Cloud services do not have to be encrypted to be HIPAA compliant. HIPAA does not stipulate exact protections that need to be in place for a CE to be HIPAA compliant. Rather, it establishes a set of minimum standards which must be met. Encryption, for example, is an “addressable” requirement, meaning that if an equivalently good protection can be implemented, encryption itself is not required.

What is ePHI?

ePHI is electronic Protected Health Information that is created, received, stored, or transmitted in connection with a health insurance transaction for which the Department of Health and Human Services has developed standards. In most cases, ePHI consists of individually identifiable health information relating to an individual’s health condition, treatment for the condition, or payment for the treatment. ePHI can also include any individually identifiable non-health information when it is maintained in the same designated record set as ePHI.

Is OneDrive HIPAA Compliant? - The HIPAA Guide (2024)
Top Articles
Penny Cleaning Science Experiment: What Cleans Pennies Best?
XRP Price Prediction: Rare Bent Fork Pattern Predicts Explosive 3000% Surge To $15
English Bulldog Puppies For Sale Under 1000 In Florida
Katie Pavlich Bikini Photos
Gamevault Agent
Pieology Nutrition Calculator Mobile
Hocus Pocus Showtimes Near Harkins Theatres Yuma Palms 14
Hendersonville (Tennessee) – Travel guide at Wikivoyage
Compare the Samsung Galaxy S24 - 256GB - Cobalt Violet vs Apple iPhone 16 Pro - 128GB - Desert Titanium | AT&T
Vardis Olive Garden (Georgioupolis, Kreta) ✈️ inkl.
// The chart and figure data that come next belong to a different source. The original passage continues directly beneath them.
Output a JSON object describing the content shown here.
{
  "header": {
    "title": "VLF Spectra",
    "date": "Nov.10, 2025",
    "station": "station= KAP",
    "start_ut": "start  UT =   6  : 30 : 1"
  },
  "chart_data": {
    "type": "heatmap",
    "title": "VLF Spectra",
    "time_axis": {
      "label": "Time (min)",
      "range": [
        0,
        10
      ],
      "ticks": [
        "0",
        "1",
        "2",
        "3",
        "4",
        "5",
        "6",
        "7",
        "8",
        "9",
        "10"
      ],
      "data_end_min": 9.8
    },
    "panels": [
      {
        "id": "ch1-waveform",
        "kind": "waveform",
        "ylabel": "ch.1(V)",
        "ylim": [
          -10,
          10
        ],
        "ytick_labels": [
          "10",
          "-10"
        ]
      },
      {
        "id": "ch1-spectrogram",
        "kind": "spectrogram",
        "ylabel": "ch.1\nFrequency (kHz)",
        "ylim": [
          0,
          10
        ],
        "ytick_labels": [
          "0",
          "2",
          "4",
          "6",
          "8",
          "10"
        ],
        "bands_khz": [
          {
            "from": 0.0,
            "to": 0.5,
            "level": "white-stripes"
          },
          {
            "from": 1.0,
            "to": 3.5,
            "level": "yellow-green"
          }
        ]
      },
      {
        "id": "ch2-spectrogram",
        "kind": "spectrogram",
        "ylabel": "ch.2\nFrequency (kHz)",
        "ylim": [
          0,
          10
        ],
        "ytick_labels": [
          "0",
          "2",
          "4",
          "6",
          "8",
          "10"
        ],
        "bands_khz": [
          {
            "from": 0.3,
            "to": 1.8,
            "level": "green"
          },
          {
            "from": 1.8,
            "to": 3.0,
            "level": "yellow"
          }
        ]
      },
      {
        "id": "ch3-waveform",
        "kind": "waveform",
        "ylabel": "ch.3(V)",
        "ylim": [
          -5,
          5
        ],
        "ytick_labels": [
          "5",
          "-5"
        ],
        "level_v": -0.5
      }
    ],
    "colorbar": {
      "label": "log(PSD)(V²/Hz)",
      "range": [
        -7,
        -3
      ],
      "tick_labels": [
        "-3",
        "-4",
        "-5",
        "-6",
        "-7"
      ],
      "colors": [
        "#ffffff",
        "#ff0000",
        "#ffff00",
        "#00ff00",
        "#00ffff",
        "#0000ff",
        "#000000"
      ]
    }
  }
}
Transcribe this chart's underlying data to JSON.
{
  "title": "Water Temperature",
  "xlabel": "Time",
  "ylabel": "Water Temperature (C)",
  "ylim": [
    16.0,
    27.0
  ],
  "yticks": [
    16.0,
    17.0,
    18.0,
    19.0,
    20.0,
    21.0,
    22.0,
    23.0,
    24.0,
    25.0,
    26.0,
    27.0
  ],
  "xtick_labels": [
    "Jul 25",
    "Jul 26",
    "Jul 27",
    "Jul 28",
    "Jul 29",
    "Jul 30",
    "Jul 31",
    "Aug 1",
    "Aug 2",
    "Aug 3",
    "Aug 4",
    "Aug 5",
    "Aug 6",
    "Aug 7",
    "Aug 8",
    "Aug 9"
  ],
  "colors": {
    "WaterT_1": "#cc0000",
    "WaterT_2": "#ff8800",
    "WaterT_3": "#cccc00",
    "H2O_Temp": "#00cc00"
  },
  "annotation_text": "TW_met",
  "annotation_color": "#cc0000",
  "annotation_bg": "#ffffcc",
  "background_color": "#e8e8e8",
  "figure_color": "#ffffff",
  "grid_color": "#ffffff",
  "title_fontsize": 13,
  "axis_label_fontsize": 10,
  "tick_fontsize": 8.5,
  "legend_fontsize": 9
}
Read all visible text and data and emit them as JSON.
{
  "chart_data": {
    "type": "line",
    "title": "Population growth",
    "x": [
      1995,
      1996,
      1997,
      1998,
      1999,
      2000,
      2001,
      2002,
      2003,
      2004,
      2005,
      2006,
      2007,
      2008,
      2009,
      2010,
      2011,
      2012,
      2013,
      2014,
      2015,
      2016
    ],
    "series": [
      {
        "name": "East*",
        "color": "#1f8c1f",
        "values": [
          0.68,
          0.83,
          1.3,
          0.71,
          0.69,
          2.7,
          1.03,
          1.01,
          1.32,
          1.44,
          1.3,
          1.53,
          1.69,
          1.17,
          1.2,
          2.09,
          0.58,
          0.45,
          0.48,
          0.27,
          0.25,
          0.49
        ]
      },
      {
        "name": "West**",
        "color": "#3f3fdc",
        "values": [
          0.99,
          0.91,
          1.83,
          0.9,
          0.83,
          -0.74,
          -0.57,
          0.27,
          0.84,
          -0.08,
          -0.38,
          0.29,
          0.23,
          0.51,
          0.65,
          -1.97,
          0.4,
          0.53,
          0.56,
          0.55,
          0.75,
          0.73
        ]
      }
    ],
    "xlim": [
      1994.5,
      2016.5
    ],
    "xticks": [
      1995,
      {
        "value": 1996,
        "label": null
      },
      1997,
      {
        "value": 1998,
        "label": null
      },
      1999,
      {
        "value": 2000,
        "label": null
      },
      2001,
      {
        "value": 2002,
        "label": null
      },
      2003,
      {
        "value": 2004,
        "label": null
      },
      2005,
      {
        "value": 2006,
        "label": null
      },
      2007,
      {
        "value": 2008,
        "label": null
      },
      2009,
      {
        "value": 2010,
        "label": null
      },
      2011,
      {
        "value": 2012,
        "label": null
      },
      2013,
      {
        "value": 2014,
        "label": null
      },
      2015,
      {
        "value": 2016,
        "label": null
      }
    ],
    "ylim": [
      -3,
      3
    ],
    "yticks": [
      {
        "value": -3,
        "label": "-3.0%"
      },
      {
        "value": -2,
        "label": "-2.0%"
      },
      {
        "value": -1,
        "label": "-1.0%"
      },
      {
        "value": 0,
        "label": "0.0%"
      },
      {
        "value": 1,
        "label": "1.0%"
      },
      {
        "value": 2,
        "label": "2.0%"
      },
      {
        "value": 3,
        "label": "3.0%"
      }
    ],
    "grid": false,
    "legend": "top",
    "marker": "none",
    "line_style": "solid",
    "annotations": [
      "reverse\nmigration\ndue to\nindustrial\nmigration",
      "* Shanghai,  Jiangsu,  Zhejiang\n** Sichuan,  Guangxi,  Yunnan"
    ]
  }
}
Flug buchen
Craigslist Dog Kennels For Sale
Things To Do In Atlanta Tomorrow Night
Non Sequitur
Crossword Nexus Solver
How To Cut Eelgrass Grounded
Pac Man Deviantart
Alexander Funeral Home Gallatin Obituaries
Energy Healing Conference Utah
Geometry Review Quiz 5 Answer Key
Hobby Stores Near Me Now
Icivics The Electoral Process Answer Key
Allybearloves
Bible Gateway passage: Revelation 3 - New Living Translation
Yisd Home Access Center
Pearson Correlation Coefficient
Home
Shadbase Get Out Of Jail
Gina Wilson Angle Addition Postulate
Celina Powell Lil Meech Video: A Controversial Encounter Shakes Social Media - Video Reddit Trend
Walmart Pharmacy Near Me Open
Marquette Gas Prices
A Christmas Horse - Alison Senxation
Ou Football Brainiacs
Access a Shared Resource | Computing for Arts + Sciences
Vera Bradley Factory Outlet Sunbury Products
Pixel Combat Unblocked
Movies - EPIC Theatres
Cvs Sport Physicals
Mercedes W204 Belt Diagram
Mia Malkova Bio, Net Worth, Age & More - Magzica
'Conan Exiles' 3.0 Guide: How To Unlock Spells And Sorcery
Teenbeautyfitness
Where Can I Cash A Huntington National Bank Check
Topos De Bolos Engraçados
Sand Castle Parents Guide
Gregory (Five Nights at Freddy's)
Grand Valley State University Library Hours
Hello – Cornerstone Chapel
Stoughton Commuter Rail Schedule
Nfsd Web Portal
Selly Medaline
Latest Posts
What to Do When Homeschooling is Hard - Classical Conversations
Do Inquiries for Pre-Approved Offers Affect Your Credit Score?
Article information

Author: Melvina Ondricka

Last Updated:

Views: 5934

Rating: 4.8 / 5 (48 voted)

Reviews: 95% of readers found this page helpful

Author information

Name: Melvina Ondricka

Birthday: 2000-12-23

Address: Suite 382 139 Shaniqua Locks, Paulaborough, UT 90498

Phone: +636383657021

Job: Dynamic Government Specialist

Hobby: Kite flying, Watching movies, Knitting, Model building, Reading, Wood carving, Paintball

Introduction: My name is Melvina Ondricka, I am a helpful, fancy, friendly, innocent, outstanding, courageous, thoughtful person who loves writing and wants to share my knowledge and understanding with you.